TÜRKİYE’de ilk Covid-19 olgusu, Dünya Sağlık Örgütü’nün (DSÖ) “Bu bir küresel pandemidir” duyurusunu yaptığı gün, bir yıl önce 11 Mart 2020 günü Sağlık Bakanı Koca tarafından kamuoyuna duyurulmuştu. Bir koca yıl geride kaldı ve “yeni koronavirüs”ün neden olduğu pandemi tüm dünyada sönümlendirilemedi. Türkiye’nin de başı fena biçimde ağrımakta. 13 Mart 2021’deki “resmi” verilerinden ilerleyerek, sorunu irdeleyelim.


TEST POLİTİKASI

150 bin 98 PCR testi yapılmış ve 15 bin 82 yeni olgu/vaka yakalanmış. Test pozitiflik oranı yüzde 10. Oldukça yüksek bir oran, zaman zaman yüzde 1-2’lere düştüğü oldu. 150 bin değil de 300 bin test yapılsa idi acaba yakalanan olgu sayısı da 2’ye katlanacak ve 30 bini aşacak mıydı? Günlük test sayısı ülkemizde en çok 200 bini buldu. Oysa DSÖ, Türkiye için 400 bin/gün test yapılması gerekli düşüncesinde. Dolayısıyla 400 bin/150 bin 98 = 2,67 ile 15 bin 82 çarpılırsa, 40 bin 219 bulunur. Yaklaşık 2,7 katı PCR (+) olgu yakalanmış olacak ve uygun önlemlerle toplumdan ayrılmaları gerekecekti. Hastaneye yatırılması gerekmeyenler karantinaya, gerekenler izolasyona. Böylelikle bu kişilerde hem erken tanı konarak, daha etkin tedavi sunulacak ve ölümler azaltılabilecekti hem de başkalarına bulaştırmaları engellenerek, bulaş zinciri kırılabilecekti. Her 2 olanaktan da ancak yakalayabildiğimiz olgu oranında yararlanabiliyoruz.

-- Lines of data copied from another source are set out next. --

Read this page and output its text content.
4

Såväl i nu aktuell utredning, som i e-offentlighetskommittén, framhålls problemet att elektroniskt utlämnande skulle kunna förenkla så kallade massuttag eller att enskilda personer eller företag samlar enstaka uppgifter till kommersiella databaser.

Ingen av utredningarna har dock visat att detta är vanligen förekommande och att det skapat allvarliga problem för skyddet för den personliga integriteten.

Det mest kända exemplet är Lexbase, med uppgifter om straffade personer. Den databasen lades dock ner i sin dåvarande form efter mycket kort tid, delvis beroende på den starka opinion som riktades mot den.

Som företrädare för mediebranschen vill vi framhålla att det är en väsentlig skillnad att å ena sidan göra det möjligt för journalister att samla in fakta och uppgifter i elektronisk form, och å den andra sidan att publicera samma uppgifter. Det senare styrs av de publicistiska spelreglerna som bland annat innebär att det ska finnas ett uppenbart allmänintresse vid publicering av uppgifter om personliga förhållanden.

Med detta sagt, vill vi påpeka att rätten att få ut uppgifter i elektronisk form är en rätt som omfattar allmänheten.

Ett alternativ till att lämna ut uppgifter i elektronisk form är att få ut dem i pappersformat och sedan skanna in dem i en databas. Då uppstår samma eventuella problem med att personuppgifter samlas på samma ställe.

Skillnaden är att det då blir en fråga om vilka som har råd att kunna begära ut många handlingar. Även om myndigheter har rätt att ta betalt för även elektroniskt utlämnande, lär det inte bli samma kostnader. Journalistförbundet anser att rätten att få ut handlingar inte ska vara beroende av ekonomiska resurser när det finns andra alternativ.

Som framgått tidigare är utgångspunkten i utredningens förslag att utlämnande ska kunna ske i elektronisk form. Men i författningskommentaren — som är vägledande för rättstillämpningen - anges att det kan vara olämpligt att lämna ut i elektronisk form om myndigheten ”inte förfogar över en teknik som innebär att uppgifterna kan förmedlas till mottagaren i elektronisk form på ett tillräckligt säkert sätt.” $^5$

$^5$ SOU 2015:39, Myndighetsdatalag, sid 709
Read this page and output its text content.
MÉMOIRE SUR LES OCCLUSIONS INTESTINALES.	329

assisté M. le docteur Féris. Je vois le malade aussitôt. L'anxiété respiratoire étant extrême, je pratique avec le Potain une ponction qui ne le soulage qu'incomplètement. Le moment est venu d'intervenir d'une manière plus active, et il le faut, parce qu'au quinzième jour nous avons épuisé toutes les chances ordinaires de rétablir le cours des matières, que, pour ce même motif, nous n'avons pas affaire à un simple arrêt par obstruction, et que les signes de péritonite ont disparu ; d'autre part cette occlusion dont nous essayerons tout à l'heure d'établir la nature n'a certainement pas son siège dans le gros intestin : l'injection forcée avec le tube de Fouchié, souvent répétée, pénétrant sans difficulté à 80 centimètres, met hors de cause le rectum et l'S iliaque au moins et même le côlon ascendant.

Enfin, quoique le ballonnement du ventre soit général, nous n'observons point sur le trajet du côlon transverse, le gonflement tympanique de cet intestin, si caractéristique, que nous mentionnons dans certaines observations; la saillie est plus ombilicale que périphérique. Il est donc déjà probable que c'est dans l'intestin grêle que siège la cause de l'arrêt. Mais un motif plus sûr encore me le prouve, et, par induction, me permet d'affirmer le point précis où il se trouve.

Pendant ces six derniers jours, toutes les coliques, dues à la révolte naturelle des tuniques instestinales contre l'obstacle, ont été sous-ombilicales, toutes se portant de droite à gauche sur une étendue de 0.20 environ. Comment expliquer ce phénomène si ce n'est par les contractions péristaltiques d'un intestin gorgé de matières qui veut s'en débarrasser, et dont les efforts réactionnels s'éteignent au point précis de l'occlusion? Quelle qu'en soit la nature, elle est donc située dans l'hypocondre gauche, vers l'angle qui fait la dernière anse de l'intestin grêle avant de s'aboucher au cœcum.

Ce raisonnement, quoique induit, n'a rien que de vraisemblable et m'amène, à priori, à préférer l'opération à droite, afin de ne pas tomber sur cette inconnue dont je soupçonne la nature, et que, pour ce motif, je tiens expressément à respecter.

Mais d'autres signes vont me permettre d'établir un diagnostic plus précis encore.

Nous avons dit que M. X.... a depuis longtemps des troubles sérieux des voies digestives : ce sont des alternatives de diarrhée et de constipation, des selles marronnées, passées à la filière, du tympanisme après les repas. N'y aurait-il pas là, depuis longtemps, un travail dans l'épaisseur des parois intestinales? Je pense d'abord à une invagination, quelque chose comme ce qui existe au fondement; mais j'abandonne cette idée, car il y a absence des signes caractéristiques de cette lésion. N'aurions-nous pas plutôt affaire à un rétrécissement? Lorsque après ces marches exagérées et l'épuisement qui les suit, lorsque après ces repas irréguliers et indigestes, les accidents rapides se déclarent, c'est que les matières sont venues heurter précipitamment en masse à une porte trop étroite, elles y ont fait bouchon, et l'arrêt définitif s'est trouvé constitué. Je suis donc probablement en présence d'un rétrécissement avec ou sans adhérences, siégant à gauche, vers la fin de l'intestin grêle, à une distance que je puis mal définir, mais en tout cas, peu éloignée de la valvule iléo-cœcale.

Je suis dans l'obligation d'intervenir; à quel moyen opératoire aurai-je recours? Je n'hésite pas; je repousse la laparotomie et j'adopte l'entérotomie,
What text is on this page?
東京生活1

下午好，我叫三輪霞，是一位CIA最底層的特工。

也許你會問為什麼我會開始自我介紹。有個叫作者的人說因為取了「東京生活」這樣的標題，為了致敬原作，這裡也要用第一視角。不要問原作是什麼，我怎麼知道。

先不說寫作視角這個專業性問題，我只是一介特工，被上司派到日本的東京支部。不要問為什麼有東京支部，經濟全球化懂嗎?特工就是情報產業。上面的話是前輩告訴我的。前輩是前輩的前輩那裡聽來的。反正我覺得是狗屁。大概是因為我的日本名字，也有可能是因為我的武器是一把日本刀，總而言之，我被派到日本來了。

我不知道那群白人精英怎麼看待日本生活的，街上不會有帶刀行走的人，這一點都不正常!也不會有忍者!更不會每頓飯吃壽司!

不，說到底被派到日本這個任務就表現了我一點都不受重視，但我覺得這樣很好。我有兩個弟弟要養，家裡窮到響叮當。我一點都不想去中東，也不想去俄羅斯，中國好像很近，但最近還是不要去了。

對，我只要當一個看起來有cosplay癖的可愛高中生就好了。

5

Ayrıca kullanılan PCR testlerinin duyarlıkları hiçbir zaman yüzde 100 değil. Başlangıçta yüzde 40’lara dek düşmüştü, çok az gerçek olgu yakalayabildik ve salgın yayıldı. Giderek yüzde 70’lere erişen duyarlıklı PCR testleri geliştirildi ancak bu kez de Eylül 2020’de İngiltere varyantı mutant virüs ve ardılları Brezilya, G. Afrika vd. nedeniyle test duyarlığı gene düştü. PCR testlerinin, mutant tiplerin RNA dizilimlerine göre primerlerinin güncellenmesi gerekti. Bu teknik güncelleme ülkemizde hem gecikti hem de yeterli olmadı. Ayrıca bölgesel farklılıklar da oluştu. Örneğin son haftalarda yayınlanan illere göre, yüz bin nüfusta haftalık yeni olgu sayılarına göre maviye boyanan düşük riskli Güneydoğu Anadolu illerinde, sağlıkçılarla konuştuğumuzda, ciddi düzeyde test kıtlığı yaşandığı bize aktarıldı. Sağlık çalışanlarına bile yeterince test yapılamadığı bildirildi.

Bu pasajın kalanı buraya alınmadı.